Organic electrosynthesis is a field within electrochemistry that concerns the synthesis of organic products using the electron as a redox agent instead of chemical reductants or oxidants. It offers several important advantages to conventional synthetic methods, such as mild process conditions as reactions can be carried out at ambient temperature and pressure, higher selectivity due to precise control of the reaction by control of the electrode potential, ability to produce unstable or hazardous reagents in situ and less generation of pollutants and waste streams. It is a versatile and inherently environmentally friendly technique, and is labeled as a “clean” and “green” process. Its advantages make it an interesting alternative for industrial applications. However, despite its potential, its implementation is limited. A major drawback is the lack of the crucial combined knowledge on organic synthesis, electrochemistry and engineering aspects. This work aims to bridge the gap between the engineering aspects and the fundamental electrochemical mechanistic aspects of a reaction by developing an innovative screening approach towards industrial implementation.

In a first part, the electrochemical pathway of an industrial relevant reaction is studied: the aldol reaction of acetone to diacetone alcohol. The aldol reaction is a useful and common reaction for C-C bond formation, however, the conventional process exhibits drawbacks to which electrosynthesis offers an answer. A thorough electrochemical investigation is performed to screen this electrochemical reaction. Key parameters are identified and their influence on the reaction is quantified. The obtained information is subsequently used to develop a modular continuous flow electrochemical microreactor setup, which can be combined with analytical techniques to acquire a versatile research platform. The setup is used to investigate the capabilities of performing the electrosynthetic case study in flow. Electrochemical microreactors offer additional advantages such as a lower energy input and less auxiliaries while maintaining the same throughput and product yield as a batch setup.

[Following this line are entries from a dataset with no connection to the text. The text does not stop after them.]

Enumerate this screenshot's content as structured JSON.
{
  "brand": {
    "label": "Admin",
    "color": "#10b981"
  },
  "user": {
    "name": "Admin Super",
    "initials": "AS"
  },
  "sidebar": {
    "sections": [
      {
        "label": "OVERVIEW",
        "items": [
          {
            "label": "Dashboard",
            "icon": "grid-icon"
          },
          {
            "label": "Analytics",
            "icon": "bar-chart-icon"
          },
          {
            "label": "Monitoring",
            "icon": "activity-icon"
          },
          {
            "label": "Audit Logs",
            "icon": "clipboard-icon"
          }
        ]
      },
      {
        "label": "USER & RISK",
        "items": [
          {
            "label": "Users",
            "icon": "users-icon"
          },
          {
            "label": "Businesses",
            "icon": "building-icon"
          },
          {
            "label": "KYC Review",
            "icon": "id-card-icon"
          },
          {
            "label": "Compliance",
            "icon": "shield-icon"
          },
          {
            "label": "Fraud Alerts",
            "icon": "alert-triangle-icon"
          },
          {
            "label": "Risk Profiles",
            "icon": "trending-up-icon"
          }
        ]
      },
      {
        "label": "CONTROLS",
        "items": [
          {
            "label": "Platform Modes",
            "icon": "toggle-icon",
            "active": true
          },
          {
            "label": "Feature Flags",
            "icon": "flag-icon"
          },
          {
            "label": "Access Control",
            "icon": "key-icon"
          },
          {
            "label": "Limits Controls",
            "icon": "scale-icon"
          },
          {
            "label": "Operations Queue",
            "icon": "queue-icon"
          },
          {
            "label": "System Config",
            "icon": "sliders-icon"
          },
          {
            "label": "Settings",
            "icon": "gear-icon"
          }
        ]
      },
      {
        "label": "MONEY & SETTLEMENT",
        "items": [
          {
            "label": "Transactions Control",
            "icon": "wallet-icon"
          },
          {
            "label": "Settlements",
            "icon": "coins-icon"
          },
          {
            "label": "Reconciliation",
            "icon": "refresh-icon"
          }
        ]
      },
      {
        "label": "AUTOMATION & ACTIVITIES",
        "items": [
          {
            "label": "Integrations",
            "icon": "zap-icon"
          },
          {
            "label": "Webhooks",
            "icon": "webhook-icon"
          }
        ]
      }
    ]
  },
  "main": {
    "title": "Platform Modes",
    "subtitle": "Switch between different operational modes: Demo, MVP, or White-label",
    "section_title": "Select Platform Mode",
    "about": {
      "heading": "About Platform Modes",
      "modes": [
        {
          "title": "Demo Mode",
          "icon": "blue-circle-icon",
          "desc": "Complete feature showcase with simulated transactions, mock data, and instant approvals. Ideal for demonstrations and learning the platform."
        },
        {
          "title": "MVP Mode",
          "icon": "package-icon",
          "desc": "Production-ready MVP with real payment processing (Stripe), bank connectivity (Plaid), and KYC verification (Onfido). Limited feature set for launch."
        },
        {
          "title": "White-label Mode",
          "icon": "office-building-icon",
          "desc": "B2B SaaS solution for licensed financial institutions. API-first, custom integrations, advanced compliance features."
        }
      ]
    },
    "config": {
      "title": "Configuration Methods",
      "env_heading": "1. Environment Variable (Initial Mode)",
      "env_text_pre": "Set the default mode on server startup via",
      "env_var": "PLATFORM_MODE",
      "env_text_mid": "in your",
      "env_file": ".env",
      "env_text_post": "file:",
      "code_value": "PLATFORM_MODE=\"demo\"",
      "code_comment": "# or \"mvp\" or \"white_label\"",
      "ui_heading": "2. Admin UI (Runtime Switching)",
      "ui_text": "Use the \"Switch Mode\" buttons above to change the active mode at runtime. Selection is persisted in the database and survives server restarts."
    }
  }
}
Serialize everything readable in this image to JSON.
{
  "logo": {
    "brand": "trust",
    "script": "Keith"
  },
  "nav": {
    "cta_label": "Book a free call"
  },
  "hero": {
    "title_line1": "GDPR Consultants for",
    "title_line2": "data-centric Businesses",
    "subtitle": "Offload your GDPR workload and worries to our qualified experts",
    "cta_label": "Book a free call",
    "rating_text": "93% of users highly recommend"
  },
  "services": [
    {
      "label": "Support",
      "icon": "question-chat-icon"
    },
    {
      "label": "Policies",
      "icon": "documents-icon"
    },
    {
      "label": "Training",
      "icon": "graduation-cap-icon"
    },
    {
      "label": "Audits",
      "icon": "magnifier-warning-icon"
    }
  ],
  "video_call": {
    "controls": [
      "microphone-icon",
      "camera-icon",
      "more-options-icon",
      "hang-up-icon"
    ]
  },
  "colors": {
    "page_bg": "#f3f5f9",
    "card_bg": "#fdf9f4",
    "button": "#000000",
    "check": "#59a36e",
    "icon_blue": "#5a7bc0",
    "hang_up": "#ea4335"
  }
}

The influence of reactor parameters such as inter-electrode distance and electrolysis configuration are investigated and described.

In a second part, a more mechanistic approach is applied. Sufficient knowledge of the reaction mechanism is essential to tune the electrocatalyst in order to increase the activity and to improve the viability of the electrochemical pathway. To unravel the underlying electrode reaction mechanisms, electron paramagnetic resonance (EPR) is a well-suited technique to acquire information on the chemical nature and electronic structure of the different intermediates. Even though EPR spectroelectrochemical experiments (i.e. in situ EPR studies performed during electrochemical reactions) were first reported in 1958, it is presently vastly underexploited in electrocatalytic research. On the one hand this can be attributed to the fact that EPR equipment is not widely available and requires specific knowledge, on the other hand there is a considerable lack or even absence of commercially available equipment for such combined experiments. To overcome this problem, a simple, inexpensive and versatile platform consisting of an innovative electrode construction is developed, specifically optimized for electrocatalytic research. The setup is validated on a case study: the reductive intramolecular cyclisation of allyl 2-bromobenzyl ether to 4-methylisochromane. Intermediate products are detected and identified, confirming the proposed mechanism.

Combining these two parts, a methodology comprising the different aspects of an in-depth investigation of an organic electrochemical pathway is developed. Necessary setups were constructed to provide versatile research platforms where available equipment was insufficient or non-existing.